Caffeine Foils Snails
By Marcia Wood
June 26, 2002
Caffeine can repel or kill snails that might otherwise eat and
ruin plants, Agricultural Research
Service scientists report in the June 27, 2002 issue of the scientific
journal Nature.
An environmentally acceptable, natural compound, caffeine has
great potential as an alternative to today's snail- and slug-killing chemicals.
That's according to
Robert
G. Hollingsworth, a research biologist with the agency's
U.S. Pacific Basin Agricultural Research
Center in Hilo, Hawaii.
Hollingsworth conducted caffeine studies in collaboration with
research entomologist John W.
Armstrong at the Hilo Center and Earl Campbell of the
U.S. Fish and Wildlife Service, Honolulu.

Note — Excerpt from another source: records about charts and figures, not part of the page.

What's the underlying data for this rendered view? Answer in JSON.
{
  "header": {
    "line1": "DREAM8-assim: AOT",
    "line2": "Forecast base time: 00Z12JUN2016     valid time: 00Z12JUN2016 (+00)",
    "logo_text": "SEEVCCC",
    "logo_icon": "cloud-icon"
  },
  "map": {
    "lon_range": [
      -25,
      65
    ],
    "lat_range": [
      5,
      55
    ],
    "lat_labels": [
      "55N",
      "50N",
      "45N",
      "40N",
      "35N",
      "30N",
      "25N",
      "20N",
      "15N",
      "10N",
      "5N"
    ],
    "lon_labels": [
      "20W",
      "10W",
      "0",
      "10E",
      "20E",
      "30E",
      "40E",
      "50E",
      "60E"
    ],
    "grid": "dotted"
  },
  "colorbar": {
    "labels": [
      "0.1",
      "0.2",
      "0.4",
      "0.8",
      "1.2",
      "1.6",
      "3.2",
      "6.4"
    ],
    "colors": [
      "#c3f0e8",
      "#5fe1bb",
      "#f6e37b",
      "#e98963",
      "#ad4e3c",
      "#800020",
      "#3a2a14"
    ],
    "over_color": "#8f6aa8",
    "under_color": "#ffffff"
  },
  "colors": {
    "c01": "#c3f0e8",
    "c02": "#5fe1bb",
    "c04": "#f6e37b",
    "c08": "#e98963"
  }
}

The idea of using caffeine to quell pests isn't new. But
Hollingsworth and colleagues apparently are the first to report its prowess in
clobbering pesky molluscs such as Hawaii's orchid snail, Zonitoides
arboreus. The tiny snail is a common and costly pest to growers of Hawaii's
colorful and exotic tropical orchids. These orchid farms are world renowned for
the quality, quantity and variety of the flowers that they produce.
In preliminary experiments at his research greenhouse in Hilo,
Hollingsworth applied a 2 percent solution of caffeine in water as a spray to
the coconut husk-chips material in which orchids are grown. This growth medium,
called coir, was infested with the tiny snails. The scientists found that the
caffeine spray killed up to 95 percent of the snails.
In another experiment, the researchers showed that growth medium
treated with the 2 percent caffeine solution had only 5 snails, when checked 30
days after the spray was applied. That's in contrast to the 35 snails that they
found in growth medium that had been treated with a standard dose of
metaldehyde, a common molluscicide.
Future investigations will provide further details about the
ability of caffeine sprays to protect floral crops from marauding molluscs.
Caffeine, a naturally occurring compound in coffee and chocolate, for example,
is ranked "generally recognized as safe" by the Federal government.